Chinese Companies Favoring Soft IP

As developers in China begin to favor soft IP blocks over hard cores, intellectual property vendors like MIPS and ARM are loosening up about delivering RTL code to Chinese customers.

Mike Clendenin, Contributor

October 30, 2006

2 Min Read

TAIPEI, Taiwan — Chinese companies ready to buy intellectual property blocks are favoring design-ins with soft cores rather than hard cores. This is pushing IP vendors to loosen up about delivering RTL code to Chinese customers.

The development is occurring as Chinese companies become more proficient at handling the more design-intensive soft IP, said Chu Lung, president of Asia-Pacific operations for Cadence Design Systems. "Perhaps before, because they did not know how to deal with the soft cores, they would just go to the foundry and use the hard cores," the executive said. "But more and more, as the engineers gain experience, people are using the soft cores in their designs."

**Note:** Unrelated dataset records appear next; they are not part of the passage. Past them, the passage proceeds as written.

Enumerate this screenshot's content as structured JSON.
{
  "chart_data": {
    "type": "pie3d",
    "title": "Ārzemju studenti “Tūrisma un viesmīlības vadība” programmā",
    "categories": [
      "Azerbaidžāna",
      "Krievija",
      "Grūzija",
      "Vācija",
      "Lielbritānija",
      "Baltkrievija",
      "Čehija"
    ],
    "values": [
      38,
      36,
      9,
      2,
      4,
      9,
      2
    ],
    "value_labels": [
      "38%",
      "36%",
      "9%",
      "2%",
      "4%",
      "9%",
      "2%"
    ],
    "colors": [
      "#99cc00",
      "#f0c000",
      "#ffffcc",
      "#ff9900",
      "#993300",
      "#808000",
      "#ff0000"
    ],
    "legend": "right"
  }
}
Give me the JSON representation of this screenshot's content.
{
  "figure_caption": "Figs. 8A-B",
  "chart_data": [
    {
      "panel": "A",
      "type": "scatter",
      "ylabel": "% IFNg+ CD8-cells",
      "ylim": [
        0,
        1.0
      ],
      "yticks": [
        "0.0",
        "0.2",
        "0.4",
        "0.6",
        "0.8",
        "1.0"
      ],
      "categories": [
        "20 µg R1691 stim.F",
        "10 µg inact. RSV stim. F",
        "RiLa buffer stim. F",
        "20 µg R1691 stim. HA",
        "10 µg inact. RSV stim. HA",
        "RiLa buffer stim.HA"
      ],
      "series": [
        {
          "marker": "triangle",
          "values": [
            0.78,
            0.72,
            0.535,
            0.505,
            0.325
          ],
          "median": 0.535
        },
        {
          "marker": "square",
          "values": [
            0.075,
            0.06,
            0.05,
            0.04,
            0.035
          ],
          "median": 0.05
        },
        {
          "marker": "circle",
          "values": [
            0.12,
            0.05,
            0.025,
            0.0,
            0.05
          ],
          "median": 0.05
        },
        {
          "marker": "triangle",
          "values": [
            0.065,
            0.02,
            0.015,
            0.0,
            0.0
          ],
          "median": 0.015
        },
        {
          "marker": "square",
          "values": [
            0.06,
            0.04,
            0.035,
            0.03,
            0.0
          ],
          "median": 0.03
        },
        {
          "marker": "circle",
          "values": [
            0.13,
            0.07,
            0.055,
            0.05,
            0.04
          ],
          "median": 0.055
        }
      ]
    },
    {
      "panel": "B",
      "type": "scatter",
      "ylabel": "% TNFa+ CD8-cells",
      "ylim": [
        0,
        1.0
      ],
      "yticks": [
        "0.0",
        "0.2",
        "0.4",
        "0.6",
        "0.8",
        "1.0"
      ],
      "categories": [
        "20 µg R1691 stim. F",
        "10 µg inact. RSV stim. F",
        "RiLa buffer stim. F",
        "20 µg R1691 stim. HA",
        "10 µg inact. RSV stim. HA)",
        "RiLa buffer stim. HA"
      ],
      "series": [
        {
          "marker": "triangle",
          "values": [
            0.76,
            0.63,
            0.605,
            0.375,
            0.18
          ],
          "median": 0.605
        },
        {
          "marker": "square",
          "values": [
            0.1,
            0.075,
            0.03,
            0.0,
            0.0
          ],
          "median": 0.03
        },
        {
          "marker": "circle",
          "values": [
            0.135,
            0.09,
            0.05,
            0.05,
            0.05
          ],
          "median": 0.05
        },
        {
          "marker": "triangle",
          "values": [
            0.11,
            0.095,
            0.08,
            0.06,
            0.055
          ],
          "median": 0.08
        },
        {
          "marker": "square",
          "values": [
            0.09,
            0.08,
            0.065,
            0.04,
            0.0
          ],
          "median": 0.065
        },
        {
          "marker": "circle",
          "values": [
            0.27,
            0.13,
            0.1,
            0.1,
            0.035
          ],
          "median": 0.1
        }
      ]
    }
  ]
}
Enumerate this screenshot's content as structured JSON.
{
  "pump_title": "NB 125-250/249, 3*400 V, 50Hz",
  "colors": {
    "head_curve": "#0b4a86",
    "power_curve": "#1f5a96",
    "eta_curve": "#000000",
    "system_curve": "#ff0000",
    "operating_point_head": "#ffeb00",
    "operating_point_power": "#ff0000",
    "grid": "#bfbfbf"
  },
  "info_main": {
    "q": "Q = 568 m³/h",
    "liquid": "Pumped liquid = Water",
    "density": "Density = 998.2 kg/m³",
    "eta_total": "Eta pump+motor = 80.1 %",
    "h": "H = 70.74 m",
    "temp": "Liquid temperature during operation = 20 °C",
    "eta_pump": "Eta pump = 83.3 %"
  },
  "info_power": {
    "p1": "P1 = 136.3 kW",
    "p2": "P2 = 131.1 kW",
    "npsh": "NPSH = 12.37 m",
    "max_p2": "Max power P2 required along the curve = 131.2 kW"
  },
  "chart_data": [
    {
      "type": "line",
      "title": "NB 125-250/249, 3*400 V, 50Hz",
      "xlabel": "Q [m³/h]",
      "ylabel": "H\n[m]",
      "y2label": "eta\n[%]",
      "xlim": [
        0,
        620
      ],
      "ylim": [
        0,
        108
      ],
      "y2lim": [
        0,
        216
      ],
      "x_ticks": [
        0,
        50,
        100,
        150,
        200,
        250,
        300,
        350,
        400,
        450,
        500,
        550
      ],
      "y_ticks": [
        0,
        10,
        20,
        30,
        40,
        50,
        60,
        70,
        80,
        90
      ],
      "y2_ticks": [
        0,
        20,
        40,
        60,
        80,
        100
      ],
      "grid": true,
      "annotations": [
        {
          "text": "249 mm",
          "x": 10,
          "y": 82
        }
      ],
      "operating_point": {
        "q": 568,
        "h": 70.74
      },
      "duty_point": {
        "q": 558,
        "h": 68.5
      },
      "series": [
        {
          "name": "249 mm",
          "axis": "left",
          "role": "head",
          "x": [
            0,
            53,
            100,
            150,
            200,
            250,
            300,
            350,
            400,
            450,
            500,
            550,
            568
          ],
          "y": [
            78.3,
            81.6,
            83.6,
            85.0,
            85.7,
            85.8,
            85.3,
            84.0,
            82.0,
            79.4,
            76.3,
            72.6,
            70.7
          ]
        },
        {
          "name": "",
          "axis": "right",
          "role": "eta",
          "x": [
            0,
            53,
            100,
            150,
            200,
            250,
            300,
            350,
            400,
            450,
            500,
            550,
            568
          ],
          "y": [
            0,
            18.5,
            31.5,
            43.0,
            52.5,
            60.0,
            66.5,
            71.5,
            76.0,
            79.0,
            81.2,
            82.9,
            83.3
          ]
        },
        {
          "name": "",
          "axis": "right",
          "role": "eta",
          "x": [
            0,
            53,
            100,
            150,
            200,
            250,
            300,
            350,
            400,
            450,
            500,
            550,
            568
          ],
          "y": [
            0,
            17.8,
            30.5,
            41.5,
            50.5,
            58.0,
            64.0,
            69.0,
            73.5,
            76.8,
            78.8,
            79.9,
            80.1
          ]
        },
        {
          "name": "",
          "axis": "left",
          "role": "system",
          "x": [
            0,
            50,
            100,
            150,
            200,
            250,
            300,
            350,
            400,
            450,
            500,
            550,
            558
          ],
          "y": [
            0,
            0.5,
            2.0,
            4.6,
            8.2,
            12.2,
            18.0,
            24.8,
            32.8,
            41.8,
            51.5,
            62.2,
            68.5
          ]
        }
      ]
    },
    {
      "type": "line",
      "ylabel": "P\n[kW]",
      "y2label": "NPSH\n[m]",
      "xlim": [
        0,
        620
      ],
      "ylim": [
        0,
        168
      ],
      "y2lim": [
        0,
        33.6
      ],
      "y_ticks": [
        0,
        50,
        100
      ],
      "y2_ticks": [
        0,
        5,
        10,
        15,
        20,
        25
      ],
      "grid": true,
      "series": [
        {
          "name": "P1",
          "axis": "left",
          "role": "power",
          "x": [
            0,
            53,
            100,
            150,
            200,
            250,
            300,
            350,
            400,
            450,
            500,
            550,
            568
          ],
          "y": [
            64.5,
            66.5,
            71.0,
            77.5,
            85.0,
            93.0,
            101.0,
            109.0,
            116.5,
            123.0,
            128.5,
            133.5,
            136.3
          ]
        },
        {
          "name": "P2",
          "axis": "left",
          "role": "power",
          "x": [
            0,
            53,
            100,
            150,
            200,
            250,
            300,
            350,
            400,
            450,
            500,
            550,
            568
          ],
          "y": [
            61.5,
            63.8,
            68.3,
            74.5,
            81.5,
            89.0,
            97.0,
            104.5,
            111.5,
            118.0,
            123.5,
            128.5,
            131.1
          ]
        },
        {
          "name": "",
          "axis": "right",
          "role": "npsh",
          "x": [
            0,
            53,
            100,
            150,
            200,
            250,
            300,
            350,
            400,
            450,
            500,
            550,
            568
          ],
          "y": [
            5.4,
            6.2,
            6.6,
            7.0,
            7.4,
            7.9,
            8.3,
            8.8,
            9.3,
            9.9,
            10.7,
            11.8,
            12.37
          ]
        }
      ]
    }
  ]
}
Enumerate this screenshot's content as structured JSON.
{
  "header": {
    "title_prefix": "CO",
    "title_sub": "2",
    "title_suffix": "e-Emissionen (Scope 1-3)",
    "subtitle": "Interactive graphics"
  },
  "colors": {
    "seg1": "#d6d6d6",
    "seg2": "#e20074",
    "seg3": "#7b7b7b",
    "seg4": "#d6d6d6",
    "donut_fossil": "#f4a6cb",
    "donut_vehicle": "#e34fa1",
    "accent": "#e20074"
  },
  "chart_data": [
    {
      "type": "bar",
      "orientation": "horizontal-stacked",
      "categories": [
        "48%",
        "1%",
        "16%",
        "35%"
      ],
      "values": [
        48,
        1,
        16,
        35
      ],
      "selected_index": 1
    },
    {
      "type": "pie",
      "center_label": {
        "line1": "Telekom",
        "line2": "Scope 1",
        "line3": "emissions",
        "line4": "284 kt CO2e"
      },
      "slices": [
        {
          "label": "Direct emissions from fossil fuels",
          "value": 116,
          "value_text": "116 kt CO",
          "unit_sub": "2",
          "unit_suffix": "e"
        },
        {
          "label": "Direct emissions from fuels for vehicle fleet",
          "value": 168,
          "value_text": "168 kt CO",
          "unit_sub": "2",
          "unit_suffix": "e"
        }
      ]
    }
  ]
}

Generally, engineers prefer using soft cores, as long as they come with good design tools that cut down on the time learning and tweaking the RTL. Soft cores offer a lot of design flexibility and area optimization, which helps in any competitive market but especially the cost-sensitive ones on which Chinese companies focus.

MIPS Technologies Inc. does 95 percent of its business in soft cores, said Jack Browne, vice president of marketing. But most of the 5 percent of the business accounted for by hard cores is in Taiwan and China. The 11 deals that MIPS has done in China have been spit almost evenly between soft and hard cores, but Browne believes Chinese companies will lean more toward soft cores in the future.

"There has always been some risk in selling the RTL in China," he said. But he believes that Chinese customers looking to do soft cores will add a higher level of innovation to the chip, such as custom instructions.

That means their interests and MIPS' interests "are definitely linked" when it comes to protecting the IP, Browne said.